To find the first term of the arithmetic progression (AP), we can use the formula:
an = a1 + (n-1)d
where an is the nth term, a1 is the first term, n is the number of terms, and d is the common difference.
Given that the 2nd term is 11, we can substitute these values into the formula:
11 = a1 + (2-1)d
11 = a1 + d
Similarly, given that the 6th term is -17, we can substitute these values into the formula:
-17 = a1 + (6-1)d
-17 = a1 + 5d
Now we have a system of two equations:
11 = a1 + d
-17 = a1 + 5d
We can solve this system of equations to find the values of a1 and d.

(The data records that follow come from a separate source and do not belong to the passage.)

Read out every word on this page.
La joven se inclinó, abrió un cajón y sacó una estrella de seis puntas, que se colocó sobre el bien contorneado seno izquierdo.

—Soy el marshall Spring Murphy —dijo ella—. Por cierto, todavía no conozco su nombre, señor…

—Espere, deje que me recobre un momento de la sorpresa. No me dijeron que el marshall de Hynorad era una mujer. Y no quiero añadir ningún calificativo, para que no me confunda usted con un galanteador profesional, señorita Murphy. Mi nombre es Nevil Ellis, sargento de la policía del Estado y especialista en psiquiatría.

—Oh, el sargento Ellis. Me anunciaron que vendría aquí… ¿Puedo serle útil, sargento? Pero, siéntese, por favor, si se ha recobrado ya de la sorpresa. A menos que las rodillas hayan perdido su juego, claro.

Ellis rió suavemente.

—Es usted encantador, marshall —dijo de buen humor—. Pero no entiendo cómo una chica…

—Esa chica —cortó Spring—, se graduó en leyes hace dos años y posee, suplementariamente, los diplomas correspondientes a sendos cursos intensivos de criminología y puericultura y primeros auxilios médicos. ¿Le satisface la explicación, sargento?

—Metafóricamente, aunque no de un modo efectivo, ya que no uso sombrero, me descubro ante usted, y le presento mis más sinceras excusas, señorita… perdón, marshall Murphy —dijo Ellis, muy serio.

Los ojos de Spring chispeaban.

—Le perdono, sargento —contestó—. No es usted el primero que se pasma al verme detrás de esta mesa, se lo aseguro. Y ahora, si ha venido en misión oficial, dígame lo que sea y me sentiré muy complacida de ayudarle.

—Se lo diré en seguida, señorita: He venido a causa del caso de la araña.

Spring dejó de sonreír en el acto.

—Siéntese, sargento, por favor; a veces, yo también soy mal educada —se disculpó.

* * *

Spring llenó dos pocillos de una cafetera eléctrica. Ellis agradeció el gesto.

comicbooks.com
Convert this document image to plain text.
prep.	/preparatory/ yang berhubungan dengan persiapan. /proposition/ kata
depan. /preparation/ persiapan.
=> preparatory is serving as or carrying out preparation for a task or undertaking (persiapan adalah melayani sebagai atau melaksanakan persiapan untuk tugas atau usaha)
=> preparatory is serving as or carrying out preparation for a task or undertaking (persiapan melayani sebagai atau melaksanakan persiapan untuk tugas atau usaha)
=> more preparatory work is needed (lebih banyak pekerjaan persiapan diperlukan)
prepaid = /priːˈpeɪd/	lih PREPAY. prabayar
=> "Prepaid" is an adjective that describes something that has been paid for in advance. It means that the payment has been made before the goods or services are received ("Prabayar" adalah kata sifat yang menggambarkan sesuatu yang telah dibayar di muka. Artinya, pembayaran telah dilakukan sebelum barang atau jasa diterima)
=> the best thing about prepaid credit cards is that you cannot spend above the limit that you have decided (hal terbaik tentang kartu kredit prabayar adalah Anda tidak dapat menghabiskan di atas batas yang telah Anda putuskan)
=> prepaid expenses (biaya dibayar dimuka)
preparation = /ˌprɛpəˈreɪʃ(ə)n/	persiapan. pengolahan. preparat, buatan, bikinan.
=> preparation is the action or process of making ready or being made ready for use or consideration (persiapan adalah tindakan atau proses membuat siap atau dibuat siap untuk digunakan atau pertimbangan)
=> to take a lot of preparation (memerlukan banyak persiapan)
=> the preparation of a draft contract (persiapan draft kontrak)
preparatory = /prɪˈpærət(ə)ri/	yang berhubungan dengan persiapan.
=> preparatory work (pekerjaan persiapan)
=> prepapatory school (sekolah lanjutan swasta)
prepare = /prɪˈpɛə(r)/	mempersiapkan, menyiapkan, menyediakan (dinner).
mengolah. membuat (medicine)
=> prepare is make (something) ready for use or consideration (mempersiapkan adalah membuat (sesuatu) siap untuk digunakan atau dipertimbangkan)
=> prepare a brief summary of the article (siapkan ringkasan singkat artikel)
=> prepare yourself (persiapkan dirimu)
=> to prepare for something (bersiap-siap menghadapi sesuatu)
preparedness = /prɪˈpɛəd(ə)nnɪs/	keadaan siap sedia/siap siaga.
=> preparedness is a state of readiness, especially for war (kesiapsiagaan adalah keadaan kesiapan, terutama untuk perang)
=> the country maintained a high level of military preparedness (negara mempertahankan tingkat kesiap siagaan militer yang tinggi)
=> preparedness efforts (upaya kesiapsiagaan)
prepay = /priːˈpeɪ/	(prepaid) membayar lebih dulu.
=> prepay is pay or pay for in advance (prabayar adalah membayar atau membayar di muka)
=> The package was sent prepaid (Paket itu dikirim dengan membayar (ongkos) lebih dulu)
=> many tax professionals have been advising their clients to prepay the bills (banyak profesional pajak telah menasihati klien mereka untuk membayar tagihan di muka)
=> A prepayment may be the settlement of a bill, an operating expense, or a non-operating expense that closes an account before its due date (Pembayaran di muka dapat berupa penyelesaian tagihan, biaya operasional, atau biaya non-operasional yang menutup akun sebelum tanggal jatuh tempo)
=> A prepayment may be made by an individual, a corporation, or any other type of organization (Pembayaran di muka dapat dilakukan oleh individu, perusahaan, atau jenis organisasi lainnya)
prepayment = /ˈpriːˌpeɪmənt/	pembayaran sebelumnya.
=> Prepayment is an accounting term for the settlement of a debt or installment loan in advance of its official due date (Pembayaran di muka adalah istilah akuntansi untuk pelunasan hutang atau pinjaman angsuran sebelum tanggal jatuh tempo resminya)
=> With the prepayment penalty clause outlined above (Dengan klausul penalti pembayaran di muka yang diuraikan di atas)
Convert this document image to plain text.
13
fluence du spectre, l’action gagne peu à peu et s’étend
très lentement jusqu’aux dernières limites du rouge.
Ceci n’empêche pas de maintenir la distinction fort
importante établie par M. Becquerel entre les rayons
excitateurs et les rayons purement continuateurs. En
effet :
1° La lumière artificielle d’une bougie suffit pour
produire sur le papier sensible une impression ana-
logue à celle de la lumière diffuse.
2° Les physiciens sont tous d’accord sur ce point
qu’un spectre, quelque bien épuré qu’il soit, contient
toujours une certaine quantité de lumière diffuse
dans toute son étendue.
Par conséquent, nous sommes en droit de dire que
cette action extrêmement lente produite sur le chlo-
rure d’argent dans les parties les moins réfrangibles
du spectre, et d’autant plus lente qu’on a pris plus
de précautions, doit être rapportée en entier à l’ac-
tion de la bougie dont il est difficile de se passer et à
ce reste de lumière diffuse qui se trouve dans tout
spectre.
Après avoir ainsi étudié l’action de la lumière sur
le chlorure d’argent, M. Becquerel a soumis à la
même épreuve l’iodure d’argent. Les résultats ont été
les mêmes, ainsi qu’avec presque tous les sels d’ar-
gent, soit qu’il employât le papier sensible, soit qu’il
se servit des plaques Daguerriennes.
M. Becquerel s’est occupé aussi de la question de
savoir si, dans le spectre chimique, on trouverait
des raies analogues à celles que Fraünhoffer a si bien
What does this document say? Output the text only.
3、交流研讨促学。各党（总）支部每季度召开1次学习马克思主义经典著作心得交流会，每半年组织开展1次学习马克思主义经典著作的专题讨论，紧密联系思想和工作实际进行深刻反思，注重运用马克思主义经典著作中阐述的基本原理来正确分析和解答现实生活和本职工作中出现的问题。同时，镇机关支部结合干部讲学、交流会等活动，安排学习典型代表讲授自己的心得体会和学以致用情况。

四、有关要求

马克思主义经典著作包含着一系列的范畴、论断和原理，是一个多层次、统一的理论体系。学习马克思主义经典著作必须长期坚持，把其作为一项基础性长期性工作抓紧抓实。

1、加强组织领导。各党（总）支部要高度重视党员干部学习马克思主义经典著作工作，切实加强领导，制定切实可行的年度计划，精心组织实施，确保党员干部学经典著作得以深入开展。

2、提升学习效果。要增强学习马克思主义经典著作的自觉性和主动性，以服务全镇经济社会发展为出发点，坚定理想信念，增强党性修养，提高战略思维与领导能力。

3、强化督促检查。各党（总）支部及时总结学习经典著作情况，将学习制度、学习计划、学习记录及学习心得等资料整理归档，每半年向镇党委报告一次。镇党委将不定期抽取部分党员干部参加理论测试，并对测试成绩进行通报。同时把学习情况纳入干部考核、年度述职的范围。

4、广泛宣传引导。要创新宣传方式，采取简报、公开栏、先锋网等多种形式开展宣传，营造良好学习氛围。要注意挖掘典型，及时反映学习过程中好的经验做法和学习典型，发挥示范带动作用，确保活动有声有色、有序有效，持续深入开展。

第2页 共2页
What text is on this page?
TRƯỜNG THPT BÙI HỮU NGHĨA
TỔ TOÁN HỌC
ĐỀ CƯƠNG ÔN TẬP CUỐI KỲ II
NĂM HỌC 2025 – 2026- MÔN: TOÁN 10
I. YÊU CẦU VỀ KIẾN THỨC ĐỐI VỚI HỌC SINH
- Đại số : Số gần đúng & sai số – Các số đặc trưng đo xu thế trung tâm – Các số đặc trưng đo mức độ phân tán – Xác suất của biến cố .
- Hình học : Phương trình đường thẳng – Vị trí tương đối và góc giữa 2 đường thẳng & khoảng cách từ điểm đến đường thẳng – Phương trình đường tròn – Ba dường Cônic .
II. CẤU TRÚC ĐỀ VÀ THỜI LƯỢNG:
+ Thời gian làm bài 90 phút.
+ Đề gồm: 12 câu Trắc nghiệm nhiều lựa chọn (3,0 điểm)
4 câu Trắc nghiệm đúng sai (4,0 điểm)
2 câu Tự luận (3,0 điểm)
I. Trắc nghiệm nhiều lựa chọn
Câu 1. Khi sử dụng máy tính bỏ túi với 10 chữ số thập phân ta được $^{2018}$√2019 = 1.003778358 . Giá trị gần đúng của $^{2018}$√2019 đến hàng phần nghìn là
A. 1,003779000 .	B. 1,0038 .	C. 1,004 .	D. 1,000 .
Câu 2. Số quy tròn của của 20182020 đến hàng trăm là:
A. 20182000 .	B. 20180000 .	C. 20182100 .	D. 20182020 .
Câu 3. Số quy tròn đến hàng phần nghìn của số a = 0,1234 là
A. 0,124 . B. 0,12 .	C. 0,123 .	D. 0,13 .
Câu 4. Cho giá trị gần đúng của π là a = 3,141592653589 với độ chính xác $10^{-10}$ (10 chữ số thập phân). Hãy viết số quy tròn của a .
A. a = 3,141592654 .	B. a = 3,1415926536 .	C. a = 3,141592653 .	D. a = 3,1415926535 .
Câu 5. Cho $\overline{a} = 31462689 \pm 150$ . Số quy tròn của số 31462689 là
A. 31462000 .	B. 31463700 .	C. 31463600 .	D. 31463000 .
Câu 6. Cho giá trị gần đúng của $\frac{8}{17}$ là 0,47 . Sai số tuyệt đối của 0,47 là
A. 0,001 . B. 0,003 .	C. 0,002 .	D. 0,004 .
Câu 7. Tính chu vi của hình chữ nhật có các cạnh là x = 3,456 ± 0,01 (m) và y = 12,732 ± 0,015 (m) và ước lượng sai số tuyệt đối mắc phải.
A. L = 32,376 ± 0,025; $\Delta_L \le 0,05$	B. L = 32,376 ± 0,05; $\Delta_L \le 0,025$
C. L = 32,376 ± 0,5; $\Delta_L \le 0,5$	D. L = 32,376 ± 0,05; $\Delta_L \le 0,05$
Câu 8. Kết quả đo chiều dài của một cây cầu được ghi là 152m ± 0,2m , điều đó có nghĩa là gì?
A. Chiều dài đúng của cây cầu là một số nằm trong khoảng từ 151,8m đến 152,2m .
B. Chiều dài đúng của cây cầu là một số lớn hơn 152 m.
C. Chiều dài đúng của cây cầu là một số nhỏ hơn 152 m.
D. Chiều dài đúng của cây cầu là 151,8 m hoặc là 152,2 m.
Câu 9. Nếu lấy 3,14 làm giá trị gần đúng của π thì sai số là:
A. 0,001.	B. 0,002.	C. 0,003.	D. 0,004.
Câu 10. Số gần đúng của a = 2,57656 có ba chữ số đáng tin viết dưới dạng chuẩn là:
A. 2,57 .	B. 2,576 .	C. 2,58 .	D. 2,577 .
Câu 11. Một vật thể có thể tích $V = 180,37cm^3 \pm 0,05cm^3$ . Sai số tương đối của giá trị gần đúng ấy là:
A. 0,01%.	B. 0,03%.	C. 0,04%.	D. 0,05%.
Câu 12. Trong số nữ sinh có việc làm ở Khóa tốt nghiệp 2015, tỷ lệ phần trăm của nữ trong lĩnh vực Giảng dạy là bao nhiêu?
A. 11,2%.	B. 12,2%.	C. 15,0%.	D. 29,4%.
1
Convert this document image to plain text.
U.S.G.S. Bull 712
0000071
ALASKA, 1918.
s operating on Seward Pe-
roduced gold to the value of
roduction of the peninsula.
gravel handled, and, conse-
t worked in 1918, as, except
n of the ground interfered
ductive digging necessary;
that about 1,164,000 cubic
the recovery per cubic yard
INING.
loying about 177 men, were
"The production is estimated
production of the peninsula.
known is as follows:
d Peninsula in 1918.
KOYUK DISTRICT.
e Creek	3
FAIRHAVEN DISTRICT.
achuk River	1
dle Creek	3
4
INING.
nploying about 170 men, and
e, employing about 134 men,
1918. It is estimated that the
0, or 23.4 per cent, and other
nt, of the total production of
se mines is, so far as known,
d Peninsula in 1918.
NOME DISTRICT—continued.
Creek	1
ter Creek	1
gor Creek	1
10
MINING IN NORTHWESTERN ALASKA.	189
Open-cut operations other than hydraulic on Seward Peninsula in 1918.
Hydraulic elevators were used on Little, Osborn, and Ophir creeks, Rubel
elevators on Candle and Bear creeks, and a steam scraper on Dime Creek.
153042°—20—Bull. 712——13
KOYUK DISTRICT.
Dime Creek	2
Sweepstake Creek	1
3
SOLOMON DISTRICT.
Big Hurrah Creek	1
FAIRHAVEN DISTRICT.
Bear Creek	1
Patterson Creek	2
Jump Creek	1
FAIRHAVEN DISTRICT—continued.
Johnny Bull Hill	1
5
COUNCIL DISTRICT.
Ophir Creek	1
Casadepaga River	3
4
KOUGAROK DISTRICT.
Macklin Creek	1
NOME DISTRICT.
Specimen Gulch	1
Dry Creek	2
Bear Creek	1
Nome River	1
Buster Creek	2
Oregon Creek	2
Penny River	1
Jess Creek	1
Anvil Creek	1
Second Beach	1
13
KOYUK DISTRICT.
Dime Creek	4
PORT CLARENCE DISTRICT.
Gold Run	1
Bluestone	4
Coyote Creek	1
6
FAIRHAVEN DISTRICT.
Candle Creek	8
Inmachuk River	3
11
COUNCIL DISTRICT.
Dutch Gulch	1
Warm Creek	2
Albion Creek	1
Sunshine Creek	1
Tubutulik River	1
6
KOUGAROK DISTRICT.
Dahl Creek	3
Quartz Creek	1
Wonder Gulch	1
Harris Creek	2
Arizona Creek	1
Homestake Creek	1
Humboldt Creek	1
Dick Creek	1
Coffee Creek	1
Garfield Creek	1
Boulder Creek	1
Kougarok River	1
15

Subtracting the first equation from the second equation, we get:
-17 - 11 = (a1 + 5d) - (a1 + d)
-28 = 4d
Dividing both sides by 4, we get:
d = -7
Substituting this value of d into the first equation, we can solve for a1:
11 = a1 + (-7)
11 = a1 - 7
a1 = 11 + 7
a1 = 18
So, the first term of the AP is 18.
b) The common difference is -7.
c) To find the sum of the first 50 terms, we can use the formula for the sum of an arithmetic series:
Sn = (n/2)(2a1 + (n-1)d)
Substituting the values, we get:
S50 = (50/2)(2(18) + (50-1)(-7))
S50 = 25(36 + 49(-7))
S50 = 25(36 - 343)
S50 = 25(-307)
S50 = -7675
So, the sum of the first 50 terms is -7675.